Cyber Incident Victim: Landry's Inc.
Date:
Mar 2019
Location:
United States of America
Summary
A restaurant chain experienced a point-of-sale malware incident impacting 63 of its brands, where attackers targeted payment card data from swiped transactions. The malware primarily affected unencrypted order-entry systems after staff mistakenly processed payment cards through these terminals instead of secured POS devices. While the company's earlier security measures on dedicated payment systems limited potential exposure, card data processed via order-entry systems remained vulnerable to theft. The establishment advised customers who recently used payment cards at affected locations to monitor for fraudulent activity and is collaborating with forensic investigators and law enforcement to address the breach.
| CIA Posture | Motives | Tactics, Techniques & Procedures |
|---|---|---|
| Available to members | 1 motive | 1 technique |
| Threat Actors | Type | Location |
|---|---|---|
| 0 actors | Available to members | Available to members |
Description
In early January 2020, Landry's restaurant chain disclosed a point-of-sale (POS) malware incident affecting 63 of its bar and restaurant brands. The company detected malware designed to collect payment card data from cards swiped at its establishments, with activity timelines varying by location. For most impacted venues, the malware operated between March 13, 2019, and October 17, 2019, though some locations experienced compromised systems as early as January 18, 2019. Landry's attributed the limited impact to security measures implemented in 2016 following a prior POS malware incident, which encrypted payment card data at staff-operated POS terminals. These encrypted terminals represented the primary payment processing systems where customers settled their bills. However, the malware exploited an unexpected vulnerability in unencrypted order-entry systems—digital platforms used by kitchen and bar staff to manage orders through specialized applications. These secondary systems occasionally contained card readers intended for loyalty or rewards cards but lacked encryption protocols since they weren't designed for payment processing.
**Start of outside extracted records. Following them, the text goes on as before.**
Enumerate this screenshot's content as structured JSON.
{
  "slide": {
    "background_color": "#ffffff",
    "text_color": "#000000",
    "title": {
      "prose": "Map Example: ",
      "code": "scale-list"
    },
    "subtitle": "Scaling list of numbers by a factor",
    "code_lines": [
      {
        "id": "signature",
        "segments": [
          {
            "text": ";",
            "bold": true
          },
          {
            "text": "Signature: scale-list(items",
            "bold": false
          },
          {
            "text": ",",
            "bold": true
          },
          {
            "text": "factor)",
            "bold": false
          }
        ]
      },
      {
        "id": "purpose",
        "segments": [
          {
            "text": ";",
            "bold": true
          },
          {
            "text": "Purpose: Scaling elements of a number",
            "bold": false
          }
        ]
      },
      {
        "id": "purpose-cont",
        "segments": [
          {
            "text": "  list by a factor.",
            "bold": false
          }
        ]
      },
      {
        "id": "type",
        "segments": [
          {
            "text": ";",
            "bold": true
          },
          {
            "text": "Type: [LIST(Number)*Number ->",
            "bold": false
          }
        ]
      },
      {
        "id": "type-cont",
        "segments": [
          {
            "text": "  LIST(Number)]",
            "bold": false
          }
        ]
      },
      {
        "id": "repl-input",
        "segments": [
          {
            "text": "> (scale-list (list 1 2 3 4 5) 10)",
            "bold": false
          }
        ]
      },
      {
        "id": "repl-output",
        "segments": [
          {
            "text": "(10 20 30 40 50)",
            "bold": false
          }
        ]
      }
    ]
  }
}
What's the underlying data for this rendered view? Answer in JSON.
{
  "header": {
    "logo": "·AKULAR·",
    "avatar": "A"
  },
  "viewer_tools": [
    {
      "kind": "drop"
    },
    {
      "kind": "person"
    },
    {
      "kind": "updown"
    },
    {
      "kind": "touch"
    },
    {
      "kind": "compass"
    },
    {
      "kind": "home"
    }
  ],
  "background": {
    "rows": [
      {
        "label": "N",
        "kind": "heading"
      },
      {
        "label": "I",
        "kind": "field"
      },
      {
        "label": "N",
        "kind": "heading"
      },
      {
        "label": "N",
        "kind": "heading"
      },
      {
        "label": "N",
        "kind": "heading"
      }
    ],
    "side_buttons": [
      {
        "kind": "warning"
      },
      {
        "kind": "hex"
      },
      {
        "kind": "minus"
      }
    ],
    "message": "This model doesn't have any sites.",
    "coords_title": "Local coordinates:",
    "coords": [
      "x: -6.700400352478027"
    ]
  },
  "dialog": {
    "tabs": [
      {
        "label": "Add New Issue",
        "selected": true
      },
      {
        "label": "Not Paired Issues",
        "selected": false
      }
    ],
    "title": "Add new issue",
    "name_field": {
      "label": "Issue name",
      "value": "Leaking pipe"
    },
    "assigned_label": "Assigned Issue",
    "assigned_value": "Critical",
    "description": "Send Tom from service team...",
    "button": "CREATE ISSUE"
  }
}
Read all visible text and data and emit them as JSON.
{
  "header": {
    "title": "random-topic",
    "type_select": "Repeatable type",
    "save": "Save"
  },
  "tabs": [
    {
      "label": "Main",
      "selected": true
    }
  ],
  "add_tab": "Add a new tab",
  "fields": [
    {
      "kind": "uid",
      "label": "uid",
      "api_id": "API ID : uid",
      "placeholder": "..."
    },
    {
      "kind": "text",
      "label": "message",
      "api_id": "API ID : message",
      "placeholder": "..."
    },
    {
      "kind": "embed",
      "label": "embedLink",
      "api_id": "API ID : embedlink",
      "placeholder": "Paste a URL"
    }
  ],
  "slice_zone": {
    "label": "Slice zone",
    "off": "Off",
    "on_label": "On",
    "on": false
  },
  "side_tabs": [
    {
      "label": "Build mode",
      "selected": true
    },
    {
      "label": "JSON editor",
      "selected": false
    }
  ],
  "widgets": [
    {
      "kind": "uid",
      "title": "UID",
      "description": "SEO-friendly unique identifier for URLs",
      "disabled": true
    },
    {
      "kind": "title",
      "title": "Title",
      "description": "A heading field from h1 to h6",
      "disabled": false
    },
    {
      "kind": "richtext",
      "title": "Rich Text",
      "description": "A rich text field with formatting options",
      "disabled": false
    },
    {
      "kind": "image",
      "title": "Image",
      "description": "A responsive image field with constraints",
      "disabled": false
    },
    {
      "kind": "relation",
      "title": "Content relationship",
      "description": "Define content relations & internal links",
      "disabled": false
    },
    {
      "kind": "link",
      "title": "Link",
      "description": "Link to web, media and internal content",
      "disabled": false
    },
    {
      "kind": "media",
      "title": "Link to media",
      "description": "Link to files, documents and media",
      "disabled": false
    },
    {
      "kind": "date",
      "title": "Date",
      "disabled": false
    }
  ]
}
Landry's investigation revealed that waitstaff had occasionally swiped payment cards through these order-entry terminals instead of the secured POS devices, creating an opportunity for malware to capture unencrypted card details.
The incident exposed payment card information from transactions mistakenly processed through unsecured order-entry systems during the malware's active period. Landry's maintained that the majority of customers using standard POS terminals remained unaffected due to the 2016 encryption safeguards. The company published a list of impacted brands and locations while urging customers who visited affected establishments within the specified timeframe to review their payment card statements for unauthorized activity. Landry's initiated collaboration with law enforcement agencies and a digital forensics firm to investigate the breach's scope and origin. Public notifications directed potentially affected individuals to the company's official security notice for additional verification steps and guidance. No specific details regarding the number of compromised accounts or the malware's technical operation were disclosed in the public advisory. The company emphasized ongoing efforts to address the incident while maintaining normal business operations across its properties.